O programa Bolsa Família mudou as condições e expectativa de vida das crianças. No estudo Efeitos do Programa Bolsa Família sobre a Mortalidade de Crianças, um dos capítulos do livro comemorativo dos dez anos do programa, Davide Rasella e outros quatro pesquisadores atestam que o programa de distribuição de renda desempenhou “papel significativo na redução da mortalidade infantil, geral e por causas relacionadas com a pobreza, como desnutrição e diarreia, nos municípios brasileiros”.

Entre 2004 e 2009, a taxa de mortalidade infantil brasileira diminuiu de 21,7 para 17,5 por mil nascidos vivos. Entre as causas específicas, essa redução foi ainda maior. Os óbitos por diarreia reduziram-se a quase a metade (–46,3%), enquanto a redução dos óbitos por desnutrição foi de quase 60% – de 0,55 por mil nascidos vivos, em 2004, para 0,23, em 2009.

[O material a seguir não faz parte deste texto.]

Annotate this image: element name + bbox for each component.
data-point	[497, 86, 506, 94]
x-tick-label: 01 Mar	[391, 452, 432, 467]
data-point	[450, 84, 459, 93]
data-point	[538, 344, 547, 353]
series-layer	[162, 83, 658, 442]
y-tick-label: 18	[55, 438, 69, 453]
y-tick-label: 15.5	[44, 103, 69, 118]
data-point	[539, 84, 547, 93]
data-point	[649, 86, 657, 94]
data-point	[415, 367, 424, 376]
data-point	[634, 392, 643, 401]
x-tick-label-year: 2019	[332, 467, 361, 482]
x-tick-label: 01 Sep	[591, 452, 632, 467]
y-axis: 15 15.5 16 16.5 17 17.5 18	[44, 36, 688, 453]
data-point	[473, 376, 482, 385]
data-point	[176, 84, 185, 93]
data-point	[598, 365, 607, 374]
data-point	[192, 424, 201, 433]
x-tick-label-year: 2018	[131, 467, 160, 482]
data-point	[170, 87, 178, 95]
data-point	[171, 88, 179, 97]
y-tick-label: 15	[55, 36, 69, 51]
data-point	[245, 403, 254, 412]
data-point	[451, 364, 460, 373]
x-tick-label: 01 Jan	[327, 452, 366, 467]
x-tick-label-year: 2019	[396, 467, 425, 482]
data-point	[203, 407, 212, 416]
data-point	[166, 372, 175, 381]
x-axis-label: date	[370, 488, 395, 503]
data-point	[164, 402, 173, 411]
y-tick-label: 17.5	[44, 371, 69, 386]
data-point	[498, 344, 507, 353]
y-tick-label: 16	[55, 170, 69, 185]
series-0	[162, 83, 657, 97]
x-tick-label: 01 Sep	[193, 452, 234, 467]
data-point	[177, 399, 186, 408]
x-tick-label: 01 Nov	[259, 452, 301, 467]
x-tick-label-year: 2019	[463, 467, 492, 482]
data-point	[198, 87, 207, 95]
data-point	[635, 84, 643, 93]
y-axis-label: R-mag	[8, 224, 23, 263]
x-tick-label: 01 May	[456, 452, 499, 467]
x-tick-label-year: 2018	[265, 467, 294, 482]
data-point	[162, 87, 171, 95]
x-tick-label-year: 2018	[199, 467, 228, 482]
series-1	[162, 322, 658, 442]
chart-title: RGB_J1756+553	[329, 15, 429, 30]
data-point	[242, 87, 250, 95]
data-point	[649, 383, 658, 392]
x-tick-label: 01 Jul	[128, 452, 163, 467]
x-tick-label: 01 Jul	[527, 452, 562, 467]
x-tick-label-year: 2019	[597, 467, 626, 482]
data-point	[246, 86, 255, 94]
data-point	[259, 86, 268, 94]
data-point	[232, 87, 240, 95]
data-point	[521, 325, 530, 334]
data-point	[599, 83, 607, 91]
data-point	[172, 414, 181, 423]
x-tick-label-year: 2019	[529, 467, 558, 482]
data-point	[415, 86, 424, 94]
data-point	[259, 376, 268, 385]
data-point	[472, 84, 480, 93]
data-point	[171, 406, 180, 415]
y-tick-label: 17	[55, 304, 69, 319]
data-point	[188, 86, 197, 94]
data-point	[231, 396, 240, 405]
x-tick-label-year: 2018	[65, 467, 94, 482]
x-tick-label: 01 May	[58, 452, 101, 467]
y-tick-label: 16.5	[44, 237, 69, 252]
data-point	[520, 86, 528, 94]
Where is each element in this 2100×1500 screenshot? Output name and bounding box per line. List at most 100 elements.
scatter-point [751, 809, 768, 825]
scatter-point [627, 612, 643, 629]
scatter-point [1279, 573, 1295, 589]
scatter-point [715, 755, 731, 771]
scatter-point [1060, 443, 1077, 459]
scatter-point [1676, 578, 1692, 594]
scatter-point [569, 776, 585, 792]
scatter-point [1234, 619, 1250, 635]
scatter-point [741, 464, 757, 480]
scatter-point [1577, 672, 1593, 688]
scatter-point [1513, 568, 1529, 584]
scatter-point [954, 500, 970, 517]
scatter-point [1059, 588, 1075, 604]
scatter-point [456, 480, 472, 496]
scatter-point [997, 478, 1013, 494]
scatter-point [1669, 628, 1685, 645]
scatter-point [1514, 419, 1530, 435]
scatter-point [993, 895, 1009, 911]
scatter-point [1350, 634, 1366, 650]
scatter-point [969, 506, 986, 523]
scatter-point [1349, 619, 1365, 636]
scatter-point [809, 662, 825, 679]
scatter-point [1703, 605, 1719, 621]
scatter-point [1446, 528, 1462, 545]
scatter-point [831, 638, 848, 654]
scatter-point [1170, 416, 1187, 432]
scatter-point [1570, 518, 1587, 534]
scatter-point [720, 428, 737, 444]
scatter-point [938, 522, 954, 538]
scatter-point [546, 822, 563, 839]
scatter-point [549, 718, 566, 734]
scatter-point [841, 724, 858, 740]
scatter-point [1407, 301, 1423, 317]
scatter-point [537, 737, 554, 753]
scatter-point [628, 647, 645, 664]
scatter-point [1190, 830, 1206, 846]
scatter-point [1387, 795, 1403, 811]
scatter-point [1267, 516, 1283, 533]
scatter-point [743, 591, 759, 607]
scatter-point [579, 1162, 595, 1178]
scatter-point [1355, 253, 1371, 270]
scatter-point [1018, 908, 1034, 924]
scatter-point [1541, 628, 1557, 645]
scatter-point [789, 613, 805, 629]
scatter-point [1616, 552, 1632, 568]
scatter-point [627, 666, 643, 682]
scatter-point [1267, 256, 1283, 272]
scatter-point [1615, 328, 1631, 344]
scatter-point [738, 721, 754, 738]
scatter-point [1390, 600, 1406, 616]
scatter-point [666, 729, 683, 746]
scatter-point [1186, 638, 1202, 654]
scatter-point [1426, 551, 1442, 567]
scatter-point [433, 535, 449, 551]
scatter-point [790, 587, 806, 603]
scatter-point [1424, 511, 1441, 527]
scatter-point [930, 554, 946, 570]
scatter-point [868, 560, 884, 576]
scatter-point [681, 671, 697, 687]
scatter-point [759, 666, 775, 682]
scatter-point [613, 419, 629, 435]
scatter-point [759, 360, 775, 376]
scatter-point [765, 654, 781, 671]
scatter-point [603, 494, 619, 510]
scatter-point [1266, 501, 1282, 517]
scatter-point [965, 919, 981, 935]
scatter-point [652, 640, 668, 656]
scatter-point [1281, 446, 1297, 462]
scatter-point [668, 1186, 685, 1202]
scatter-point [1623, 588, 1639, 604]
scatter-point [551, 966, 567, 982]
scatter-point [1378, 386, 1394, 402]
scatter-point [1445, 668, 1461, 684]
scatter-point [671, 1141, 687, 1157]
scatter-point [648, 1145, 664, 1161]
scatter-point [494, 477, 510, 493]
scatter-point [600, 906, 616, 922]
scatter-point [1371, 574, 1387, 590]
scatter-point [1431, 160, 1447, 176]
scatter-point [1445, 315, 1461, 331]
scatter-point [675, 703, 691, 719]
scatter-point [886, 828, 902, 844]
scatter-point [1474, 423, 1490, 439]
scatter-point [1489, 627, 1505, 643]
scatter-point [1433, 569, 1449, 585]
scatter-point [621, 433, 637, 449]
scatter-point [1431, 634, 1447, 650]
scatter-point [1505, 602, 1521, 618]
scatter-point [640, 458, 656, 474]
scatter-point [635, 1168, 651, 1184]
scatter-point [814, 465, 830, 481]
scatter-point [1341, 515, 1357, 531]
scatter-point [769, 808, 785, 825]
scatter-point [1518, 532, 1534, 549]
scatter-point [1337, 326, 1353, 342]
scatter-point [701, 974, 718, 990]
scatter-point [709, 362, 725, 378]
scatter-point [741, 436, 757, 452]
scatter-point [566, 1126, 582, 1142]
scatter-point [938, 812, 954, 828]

O artigo explora os efeitos conjuntos do Bolsa Família e do Saúde da Família, que foi implantado em grande escala no mesmo período e compara ainda os resultados do Bolsa Família com o programa mexicano de distribuição de renda, o “Progresa”, que se mostrou capaz de reduzir a mortalidade infantil em áreas rurais. Em ambos os casos, dois fatores contribuem para a redução: reduz a desnutrição infantil, ao aumentar a renda das famílias muitos pobres, e, ao colocar condicionalidades para o pagamento do benefício, aumenta o acesso à saúde.

Os autores defendem que, além de o monitoramento do crescimento infantil ser eficaz para a redução das taxas de mortalidade nesta faixa etária, o contato rotineiro com o sistema de saúde, também se mostra determinante para a sobrevivência das crianças em países em desenvolvimento.

Também reduziu as taxas de hospitalização em menores de cinco anos e aumentou a cobertura vacinal e as consultas de pré-natal. As razões encontradas para a diminuição da incidência de doenças foram o melhor acesso ao serviço de saúde, que evita casos graves e diminui a incidência de doenças.

Já o artigo sobre a ocorrência de baixo peso ao nascer entre crianças beneficiárias do Bolsa Família, assinado por técnicos da Secretaria de Vigilância em Saúde do Ministério da Saúde (SVS/MS), relata um estudo comparativo, que cruzou informações do Cadastro Único de Programas Sociais do Governo Federal com as do Sistema de Informações sobre Nascidos Vivos (Sinasc), no período de 2006 a 2008, de toda a Região Nordeste, o que representou uma amostra de mais de 1,3 milhão de nascidos vivos.

Nas famílias com renda per capita de até R$70,00 mensais, a prevalência de baixo peso ao nascer foi de 5,5% entre as mães que recebiam o benefício, enquanto a prevalência entre as famílias que não recebiam o Bolsa Família e contavam com a mesma renda ficou em 6,3%.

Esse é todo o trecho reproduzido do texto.